La conexión cantábrica
A finales de los 70, coindieron en el Racing de Santander tres de los bigotes más célebres de la historia de nuestro fútbol, los de Manolo Preciado, Juan Carlos Arteche y Tuto Sañudo, espléndidos defensas, representantes de una manera racial, desacomplejada y un tanto silvestre de entender y practicar el fútbol. La escuela del mostacho cántabro tendría luego continuadores tan reputados como Miguel Bernal o el bilorruso Andréi Zygmantovich. En el extremo este de la cornisa cantábrica, a menos de 200 kilómetros de Santander, la Real Sociedad de los 80 llegó a su apogeo levantando dos ligas consecutivas y alcanzando una semifinal de la Copa de Europa con una plantilla en la que proliferaban los bigotes, de Larrañaga a Satrustegi pasando por la mopa rubia del Vikingo Idígoras o el clásico Chevron de Jesús Zamora. Tanto a la Real como al Rácing les ha ido bastante peor tras el eclipse del pelo.
El mostacho supremo
Dicen los que lo vieron en movimiento que nunca hubo bigote como el del holandés Ronald Spelbos, una obra maestra de la ingeniaría capilar que parecía esculpida en relieve sobre su rostro.
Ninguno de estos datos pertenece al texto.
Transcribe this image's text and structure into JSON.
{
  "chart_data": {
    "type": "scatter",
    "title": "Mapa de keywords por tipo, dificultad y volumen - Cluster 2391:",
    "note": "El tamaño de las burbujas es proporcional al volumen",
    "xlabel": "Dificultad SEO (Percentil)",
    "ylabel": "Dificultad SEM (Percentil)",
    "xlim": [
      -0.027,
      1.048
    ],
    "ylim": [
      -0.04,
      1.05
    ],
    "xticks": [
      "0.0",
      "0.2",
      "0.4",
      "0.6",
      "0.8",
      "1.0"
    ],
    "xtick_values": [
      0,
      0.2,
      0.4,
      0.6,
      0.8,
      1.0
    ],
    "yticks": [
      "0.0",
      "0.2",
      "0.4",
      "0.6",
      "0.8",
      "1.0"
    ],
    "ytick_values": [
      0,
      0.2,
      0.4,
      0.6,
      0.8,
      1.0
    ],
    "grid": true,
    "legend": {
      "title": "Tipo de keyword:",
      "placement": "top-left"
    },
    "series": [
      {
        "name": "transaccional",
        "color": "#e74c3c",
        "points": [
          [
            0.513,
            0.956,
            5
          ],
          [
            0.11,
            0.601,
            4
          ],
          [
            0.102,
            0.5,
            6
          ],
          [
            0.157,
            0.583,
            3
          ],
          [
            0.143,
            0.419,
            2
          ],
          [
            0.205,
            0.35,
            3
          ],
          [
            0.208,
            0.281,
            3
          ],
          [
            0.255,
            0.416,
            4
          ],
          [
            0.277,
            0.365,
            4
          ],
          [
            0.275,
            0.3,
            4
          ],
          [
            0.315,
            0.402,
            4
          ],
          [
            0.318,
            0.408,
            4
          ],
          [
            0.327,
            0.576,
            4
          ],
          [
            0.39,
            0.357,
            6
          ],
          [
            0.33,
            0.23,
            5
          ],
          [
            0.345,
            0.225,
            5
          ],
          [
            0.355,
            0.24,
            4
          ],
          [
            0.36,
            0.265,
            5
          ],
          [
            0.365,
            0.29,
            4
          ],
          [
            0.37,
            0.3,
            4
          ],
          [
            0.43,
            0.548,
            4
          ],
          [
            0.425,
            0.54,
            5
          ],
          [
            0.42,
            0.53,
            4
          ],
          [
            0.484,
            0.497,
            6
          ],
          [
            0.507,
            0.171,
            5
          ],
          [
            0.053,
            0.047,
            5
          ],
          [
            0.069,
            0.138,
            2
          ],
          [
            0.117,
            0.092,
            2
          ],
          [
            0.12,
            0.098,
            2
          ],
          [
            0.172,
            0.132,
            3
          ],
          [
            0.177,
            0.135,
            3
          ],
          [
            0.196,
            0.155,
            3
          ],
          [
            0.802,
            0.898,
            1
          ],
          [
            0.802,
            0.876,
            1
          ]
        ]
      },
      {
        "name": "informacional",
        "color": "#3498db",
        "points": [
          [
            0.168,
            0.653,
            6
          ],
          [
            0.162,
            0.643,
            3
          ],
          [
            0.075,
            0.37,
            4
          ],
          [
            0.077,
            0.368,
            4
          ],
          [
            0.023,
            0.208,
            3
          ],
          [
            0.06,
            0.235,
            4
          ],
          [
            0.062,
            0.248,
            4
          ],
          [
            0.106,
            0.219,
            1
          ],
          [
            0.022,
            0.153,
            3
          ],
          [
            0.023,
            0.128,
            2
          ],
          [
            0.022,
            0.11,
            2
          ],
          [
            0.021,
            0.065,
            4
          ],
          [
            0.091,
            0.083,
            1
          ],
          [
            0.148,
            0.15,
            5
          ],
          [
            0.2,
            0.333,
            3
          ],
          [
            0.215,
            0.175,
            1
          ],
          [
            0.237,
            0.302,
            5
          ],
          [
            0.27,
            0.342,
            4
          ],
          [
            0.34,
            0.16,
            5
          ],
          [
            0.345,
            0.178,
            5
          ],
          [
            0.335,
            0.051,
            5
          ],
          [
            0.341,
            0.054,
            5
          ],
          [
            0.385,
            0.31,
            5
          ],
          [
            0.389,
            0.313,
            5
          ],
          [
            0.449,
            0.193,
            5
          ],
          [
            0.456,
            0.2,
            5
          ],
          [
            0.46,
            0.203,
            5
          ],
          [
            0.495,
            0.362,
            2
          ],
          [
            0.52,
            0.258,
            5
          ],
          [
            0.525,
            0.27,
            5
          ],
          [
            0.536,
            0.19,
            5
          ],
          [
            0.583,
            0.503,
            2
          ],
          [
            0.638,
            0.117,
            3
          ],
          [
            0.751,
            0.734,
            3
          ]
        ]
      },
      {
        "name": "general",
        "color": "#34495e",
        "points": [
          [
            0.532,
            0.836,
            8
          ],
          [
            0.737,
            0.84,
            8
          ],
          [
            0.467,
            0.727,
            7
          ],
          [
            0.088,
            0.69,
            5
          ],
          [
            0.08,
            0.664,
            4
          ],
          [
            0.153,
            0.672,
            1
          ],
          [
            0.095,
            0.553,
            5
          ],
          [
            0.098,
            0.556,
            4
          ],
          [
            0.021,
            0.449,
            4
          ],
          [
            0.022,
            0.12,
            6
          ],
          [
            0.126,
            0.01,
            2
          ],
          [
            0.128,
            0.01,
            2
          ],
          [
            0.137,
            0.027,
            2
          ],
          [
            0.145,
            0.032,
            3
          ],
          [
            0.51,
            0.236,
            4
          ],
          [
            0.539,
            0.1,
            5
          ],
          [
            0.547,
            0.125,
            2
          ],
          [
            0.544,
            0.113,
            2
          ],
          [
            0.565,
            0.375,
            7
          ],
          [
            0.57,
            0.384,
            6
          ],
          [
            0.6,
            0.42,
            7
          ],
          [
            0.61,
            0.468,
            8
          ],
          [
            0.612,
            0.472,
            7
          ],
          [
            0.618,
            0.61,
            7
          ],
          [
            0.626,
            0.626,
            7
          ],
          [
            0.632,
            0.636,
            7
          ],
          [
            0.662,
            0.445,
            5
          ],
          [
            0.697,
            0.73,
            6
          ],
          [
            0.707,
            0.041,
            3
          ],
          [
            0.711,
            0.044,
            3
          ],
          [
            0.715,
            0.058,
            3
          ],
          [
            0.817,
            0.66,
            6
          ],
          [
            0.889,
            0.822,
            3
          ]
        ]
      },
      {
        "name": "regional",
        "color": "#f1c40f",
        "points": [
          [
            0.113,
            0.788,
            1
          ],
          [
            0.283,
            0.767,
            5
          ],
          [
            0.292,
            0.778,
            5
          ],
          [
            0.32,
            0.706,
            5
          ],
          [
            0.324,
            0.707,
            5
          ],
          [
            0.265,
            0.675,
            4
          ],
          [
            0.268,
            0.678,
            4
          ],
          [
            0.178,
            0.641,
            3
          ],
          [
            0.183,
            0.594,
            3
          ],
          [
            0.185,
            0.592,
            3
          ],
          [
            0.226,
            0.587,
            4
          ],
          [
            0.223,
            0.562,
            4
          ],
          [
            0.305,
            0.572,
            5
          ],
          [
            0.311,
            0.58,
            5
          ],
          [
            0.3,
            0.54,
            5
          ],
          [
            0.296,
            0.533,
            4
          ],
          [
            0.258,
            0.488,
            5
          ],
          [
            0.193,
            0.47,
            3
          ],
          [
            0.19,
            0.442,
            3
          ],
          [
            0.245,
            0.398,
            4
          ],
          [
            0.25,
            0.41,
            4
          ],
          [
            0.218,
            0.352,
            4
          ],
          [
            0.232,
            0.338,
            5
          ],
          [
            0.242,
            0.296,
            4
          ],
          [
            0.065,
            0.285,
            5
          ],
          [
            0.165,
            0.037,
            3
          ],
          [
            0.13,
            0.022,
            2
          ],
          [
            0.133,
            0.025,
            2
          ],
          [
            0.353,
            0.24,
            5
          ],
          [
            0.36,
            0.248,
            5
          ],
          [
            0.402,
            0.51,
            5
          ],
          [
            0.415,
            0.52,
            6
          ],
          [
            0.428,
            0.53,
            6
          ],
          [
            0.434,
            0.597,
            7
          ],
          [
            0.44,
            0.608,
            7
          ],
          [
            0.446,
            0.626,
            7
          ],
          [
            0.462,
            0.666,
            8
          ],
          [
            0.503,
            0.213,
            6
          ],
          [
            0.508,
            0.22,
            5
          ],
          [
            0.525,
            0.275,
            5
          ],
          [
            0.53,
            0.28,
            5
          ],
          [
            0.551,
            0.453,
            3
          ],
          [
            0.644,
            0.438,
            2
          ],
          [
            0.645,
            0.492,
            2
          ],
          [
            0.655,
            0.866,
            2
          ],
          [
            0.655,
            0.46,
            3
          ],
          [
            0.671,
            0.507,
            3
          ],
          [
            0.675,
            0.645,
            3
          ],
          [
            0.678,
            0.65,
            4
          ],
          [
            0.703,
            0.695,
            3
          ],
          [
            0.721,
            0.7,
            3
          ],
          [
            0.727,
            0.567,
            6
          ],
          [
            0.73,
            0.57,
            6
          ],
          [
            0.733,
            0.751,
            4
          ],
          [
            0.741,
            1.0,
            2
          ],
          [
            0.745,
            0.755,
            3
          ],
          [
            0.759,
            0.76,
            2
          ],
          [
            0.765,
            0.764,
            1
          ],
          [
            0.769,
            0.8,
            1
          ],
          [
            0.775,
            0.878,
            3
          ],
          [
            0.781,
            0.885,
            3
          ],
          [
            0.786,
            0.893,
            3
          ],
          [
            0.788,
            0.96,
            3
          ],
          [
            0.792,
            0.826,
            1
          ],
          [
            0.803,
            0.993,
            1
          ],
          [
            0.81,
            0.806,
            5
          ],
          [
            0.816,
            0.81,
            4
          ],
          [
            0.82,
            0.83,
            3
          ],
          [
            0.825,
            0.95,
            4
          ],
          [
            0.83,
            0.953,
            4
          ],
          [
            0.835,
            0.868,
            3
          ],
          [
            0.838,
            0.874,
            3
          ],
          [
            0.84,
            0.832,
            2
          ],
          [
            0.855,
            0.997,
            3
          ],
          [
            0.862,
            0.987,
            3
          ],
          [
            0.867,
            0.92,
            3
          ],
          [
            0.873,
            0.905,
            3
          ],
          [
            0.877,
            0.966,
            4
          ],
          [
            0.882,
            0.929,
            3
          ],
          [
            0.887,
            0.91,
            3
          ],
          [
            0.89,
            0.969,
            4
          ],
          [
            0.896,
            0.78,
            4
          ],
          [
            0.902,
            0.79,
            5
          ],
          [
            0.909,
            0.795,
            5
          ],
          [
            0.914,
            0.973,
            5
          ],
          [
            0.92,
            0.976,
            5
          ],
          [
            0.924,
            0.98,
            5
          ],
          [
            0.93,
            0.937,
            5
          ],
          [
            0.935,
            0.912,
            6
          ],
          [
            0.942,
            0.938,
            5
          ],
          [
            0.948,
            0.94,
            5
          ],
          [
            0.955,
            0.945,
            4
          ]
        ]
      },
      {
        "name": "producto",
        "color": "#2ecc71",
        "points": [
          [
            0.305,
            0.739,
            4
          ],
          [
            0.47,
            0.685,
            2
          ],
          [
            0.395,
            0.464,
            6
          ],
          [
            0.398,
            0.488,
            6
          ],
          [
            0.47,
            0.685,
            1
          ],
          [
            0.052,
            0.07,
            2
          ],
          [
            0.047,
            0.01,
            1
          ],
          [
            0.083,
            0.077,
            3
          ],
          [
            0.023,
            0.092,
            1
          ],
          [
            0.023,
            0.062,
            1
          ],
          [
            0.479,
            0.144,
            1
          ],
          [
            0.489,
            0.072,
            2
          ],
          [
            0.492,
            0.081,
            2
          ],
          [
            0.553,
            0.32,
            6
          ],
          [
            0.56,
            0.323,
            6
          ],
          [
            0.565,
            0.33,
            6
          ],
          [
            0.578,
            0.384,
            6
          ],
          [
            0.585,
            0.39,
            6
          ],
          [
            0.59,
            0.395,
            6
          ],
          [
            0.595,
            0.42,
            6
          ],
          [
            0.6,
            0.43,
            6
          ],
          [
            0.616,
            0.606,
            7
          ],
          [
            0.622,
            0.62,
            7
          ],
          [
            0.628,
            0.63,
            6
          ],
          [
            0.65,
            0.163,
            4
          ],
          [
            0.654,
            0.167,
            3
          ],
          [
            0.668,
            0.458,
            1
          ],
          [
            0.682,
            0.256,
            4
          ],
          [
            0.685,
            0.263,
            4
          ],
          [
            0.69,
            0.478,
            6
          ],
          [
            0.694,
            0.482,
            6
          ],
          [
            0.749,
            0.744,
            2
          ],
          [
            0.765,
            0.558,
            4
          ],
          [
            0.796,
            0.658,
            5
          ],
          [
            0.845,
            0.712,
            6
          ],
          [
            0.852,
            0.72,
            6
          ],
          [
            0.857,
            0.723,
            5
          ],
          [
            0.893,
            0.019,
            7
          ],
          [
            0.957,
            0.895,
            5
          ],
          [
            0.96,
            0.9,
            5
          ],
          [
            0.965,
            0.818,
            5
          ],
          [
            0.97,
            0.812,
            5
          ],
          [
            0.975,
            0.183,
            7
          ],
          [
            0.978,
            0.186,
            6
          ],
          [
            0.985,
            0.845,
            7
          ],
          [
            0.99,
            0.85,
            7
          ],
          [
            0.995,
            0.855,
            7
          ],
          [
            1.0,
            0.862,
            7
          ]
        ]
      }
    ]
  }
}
Sin embargo, el de Utrecht fue un futbolista más bien ignoto al que apenas se le recuerdan tardes de gloria, pese a las 21 veces que vistió la camiseta de su selección y el gol que le metió a Chipre en octubre de 1987. El mostacho supremo, premio honorífico reservado el jugador que acumuló en mayor medida méritos estéticos y deportivos, lo merece el interior portugués Fernando Chalana, propietario de un bigote de irreductible galo, una tupida selva facial que le hizo casi tan famoso como sus cambios de ritmo y su endemoniada capacidad para el regate. Aferrada a su talento y su mostacho, la selección de Portugal llegó en 1984 a las semifinales de la Eurocopa de 1984, primer éxito del combinado luso en la era de la televisión en color. En aquel cruce contra la Francia de Platini, perdido por 3-2 en la prórroga, Chalana recorrió el campo regateando a diestro y siniestro en un esfuerzo conmovedor, dejando sembrada en cada rincón la sombra del bigote.